Question About Spanish

What did the child learn from this homework problem? Nada.

All he/she did was fill in the blanks with the correct information that mom/dad obtained from the forum. Mom/dad is trying to be helpful, but the kid isn't learning by figuring it out for himself/herself.

This isn't preparation for life when you can't get the answers from mom or dad. Homework is good practice for life. And life isn't about correct answers for good grades.
So kids shouldn't ask their parents for help? Parents should pretend to know things when they don't? Adults can't ask for help either? Dude, what. Did your parents not help you with homework? Were they the sort of parents that did not believe in school and had you milking cows at the age of three or what?

Also, I get that knowing the difference between complemento directo and indirecto isn't exactly essential for life. You said it yourself. Life is not about getting good grades. That, however, is no reason to purposely get a bad grade when you can easily do your research and find the correct answer. If we didn't give it to Cheng, certainly someone would have.
 
Are you kidding me? This is cheating.

Are you still here in Argentina? I remember you came for a month or two to improve your Spanish.. did you find any good classes, or just self-study?
 
My Spanish teacher taught me the trick to the objects in Spanish back when I was a wee young one (ok, 15 years old):
R I D.
Reflexive
Indirect
Direct.


This is the order. If you have a reflexive verb with a direct object, first you put the reflexive "object" or whatever the heck the reflexive two letter thing is called and then the direct object: R I D

If you have non-reflexive verbs with an indirect and a direct object, as in these examples, you order it first with the indirect then the direct object: R I D

RID is the only way to order the first letters to make a word in English, so it's easy to remember! (Computer language has not taken over the world yet so dir is not a real English word, right?)

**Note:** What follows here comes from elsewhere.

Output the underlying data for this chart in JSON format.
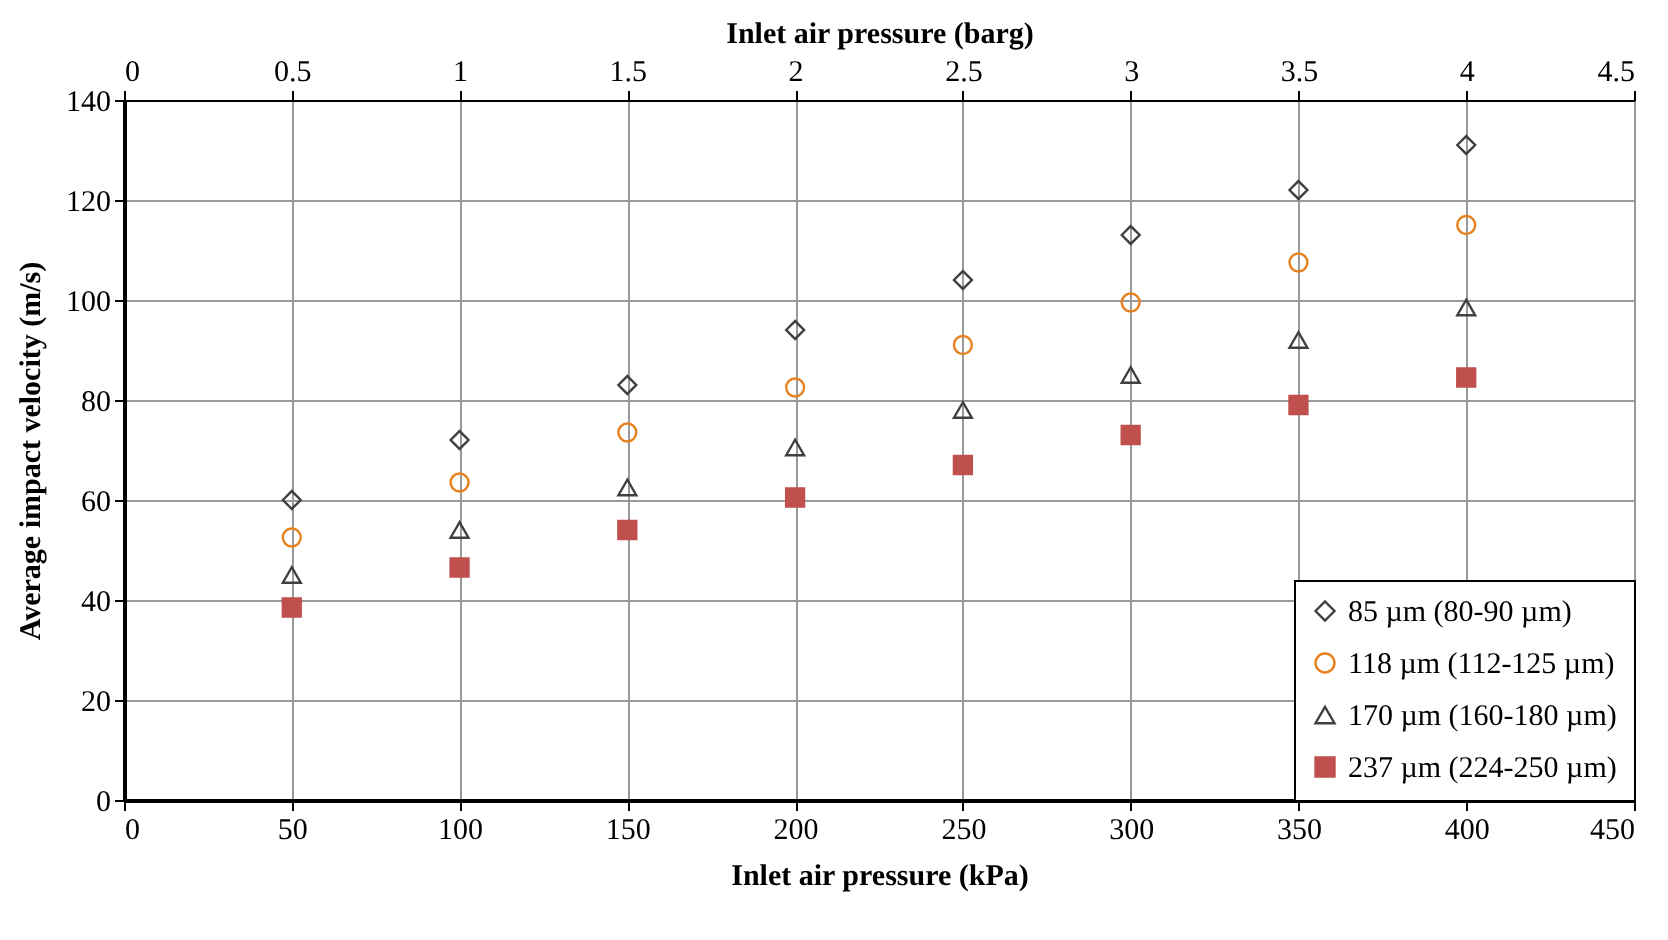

Of course, the other rule is that if you are combining third person objects like lo/la with an indirect object le, you must change the le to se to avoid the double l sound, not le lo but se lo. For example, the wife of Sergio Romero said, “si salimos campeones, se lo presto una semana a Rihanna.” If Argentina won the World Cup, she would have lent her husband (lo: direct object) to Rihanna (se: indirect object).